Directed by: Dan Gilroy
Premise: A legally brilliant but socially awkward attorney (Denzel Washington) does the background work for a social justice law firm. When the firm’s lead attorney dies suddenly, Israel must take his place and he becomes frustrated with the legal system.
What Works: There are a few interesting visuals in Roman J. Israel, Esq. The film contrasts the way in which the legal system works for people with money and doesn’t for those who don’t. That is reinforced in the visual style of the movie which changes as the title character climbs the social ladder.

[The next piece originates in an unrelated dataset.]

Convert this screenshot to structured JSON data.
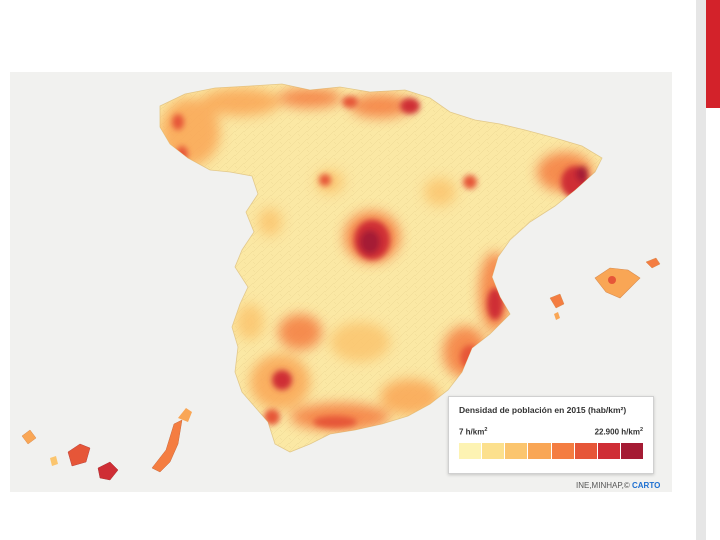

What Doesn’t: Roman J. Israel, Esq. wants to be a message film about the way the legal system is rigged against those who cannot afford quality representation. That’s an admirable cause but it gets lost in the rest of the story. This is primarily the tale of a man seduced by money but his corruption is divorced from the cause of the movie. The title character of Roman J. Israel, Esq. is a legal savant who doesn’t have the social skills necessary to be a good courtroom attorney. His corruption has little to do with his idealism. Israel gets frustrated with his lack of money and the precariousness of his life and so he sells out a client for a financial reward. For a guy who is supposed to be brilliant, Israel makes a lot of stupid mistakes and his choices are inconsistent with a man who is supposedly committed to civil rights. There is a difference between complex characters, who sometimes betray their ideals, and sloppy storytelling. Roman J. Israel, Esq. tends toward the latter. The plot feels like patchwork; scenes are disconnected from each other and the movie doesn’t build toward its ending. The critique of the justice system gets lost in the narrative detours and when the story finally comes back around to it, the topic feels tagged on. The filmmakers don’t demonstrate Israel’s legal skill; we’re told that he’s very knowledgeable but the story never shows that knowledge put to use. Roman J. Israel, Esq. is intended as a character study but he remains a distant and unknowable character. We’re given a lot of awkwardness and personality ticks but few moments define who this man is or what motivates him. Part of the problem is the miscasting of Denzel Washington in the lead role. There is a difference between a movie star and an actor; Washington is the former. He doesn’t have a tremendous amount of range and this character is very different from the kinds of roles Washington usually plays. His confident and charming persona is out of place in Roman J. Israel, Esq. and Washington frequently slips out of character.
Bottom Line: Roman J. Israel, Esq. is a disappointment. There are pieces of an interesting and provocative story here but they never come together. The movie is a mess and Denzel Washington is miscast in the title role.